Are today's students living a champagne lifestyle?

The Young Ones
The filth and the fury ... the days of students living like The Young Ones are over, says Prof Kevin Sharpe. Photograph: BBC

Today's students are living in the lap of luxury, gorging themselves on smoked salmon sandwiches and endless cappucinos in upmarket coffee bars, tapping emails on their swish new laptops and chatting to friends on their iphones.

At least that is what Kevin Sharpe, professor of renaissance studies at Queen Mary University of London believes.

Although 175,000 students are still waiting for their loans and grants, Sharpe reckons today's undergraduates have never had it so good.

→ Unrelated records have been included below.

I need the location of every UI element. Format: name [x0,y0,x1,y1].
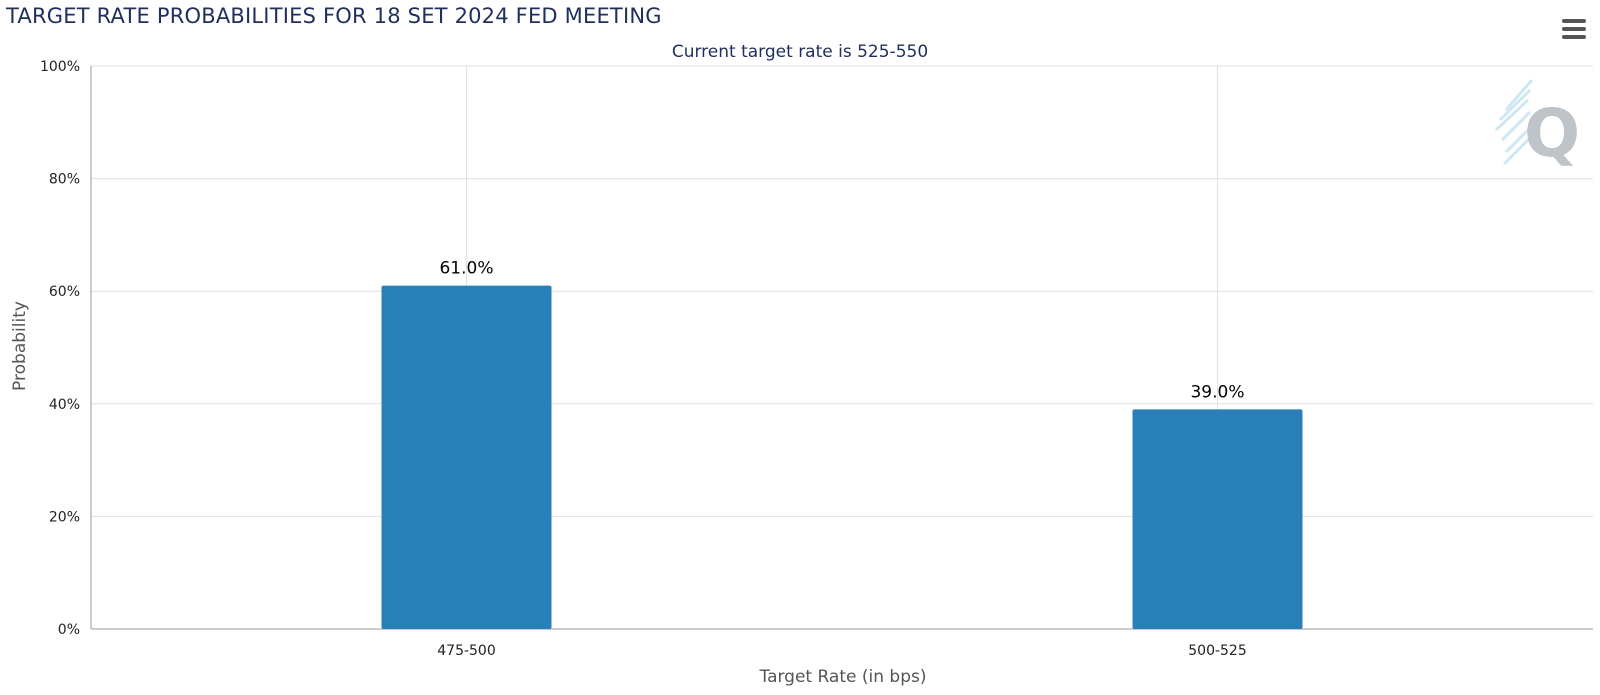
y-tick-label: 100% [40,59,80,75]
y-axis-title: Probability [10,301,30,391]
hamburger-menu-icon[interactable] [1560,16,1588,42]
y-tick-label: 20% [49,509,80,525]
bar-475-500[interactable] [381,285,552,629]
x-tick-label: 500-525 [1188,643,1247,659]
y-tick-label: 60% [49,284,80,300]
x-axis-title: Target Rate (in bps) [759,667,927,687]
x-tick-label: 475-500 [437,643,496,659]
data-label: 61.0% [439,259,493,279]
chart-subtitle: Current target rate is 525-550 [672,42,928,62]
svg-text:Q: Q [1524,95,1580,172]
y-tick-label: 0% [58,622,80,638]
chart-title: TARGET RATE PROBABILITIES FOR 18 SET 202… [6,4,662,28]
bar-500-525[interactable] [1132,409,1303,629]
data-label: 39.0% [1190,382,1244,402]
y-tick-label: 80% [49,172,80,188]
q-logo-watermark: Q [1494,79,1580,172]
y-tick-label: 40% [49,397,80,413]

Writing in this week's Times Higher Education magazine, he claimed university life in the UK was more like an episode of Friends, with students living in "posh pads" rather than the hovel portrayed in the 1980s slapstick sitcom The Young Ones.

"In the town where I live at weekends, students pour not from Aldi but from Waitrose, with bottles of wine and champagne as well as bottled water (bottled water!), expensive foods and snacks," he wrote. At one university he visited, students were spending more than £5 on snacks from Marks & Spencer. "On that campus, the (costly) coffee bars are crowded all day as students queue to consume four or five cappuccinos at nearly £2 a time, along with freshly squeezed OJ and smoked salmon sandwiches."

He said last year he even spotted a "handful" of gold American Express cards.

According to Sharpe, undergraduates do not stint on electrical goods, with many owning flat screen TVs, Sky subscriptions and iPods.

"Student homes are often equipped with large LCD TVs, Sky boxes and, as burglars have been quick to spot, several high-end laptops per dwelling, offering richer pickings than normal domestic residences, including those of lecturers," he said. This is a far cry from his days at Oxford, when the carpets in his digs were "held together by accumulated grime" and the furnishings "would not even have been accepted by the charity shop".

Sharpe said as a result of this excess many students now live a middle-class lifestyle financed by the "bank of mum and dad". For poorer students anxious to keep up with their peers, the "inevitable consequence is debt".

Is Sharpe living in an alternative reality? Do today's students really have it so good?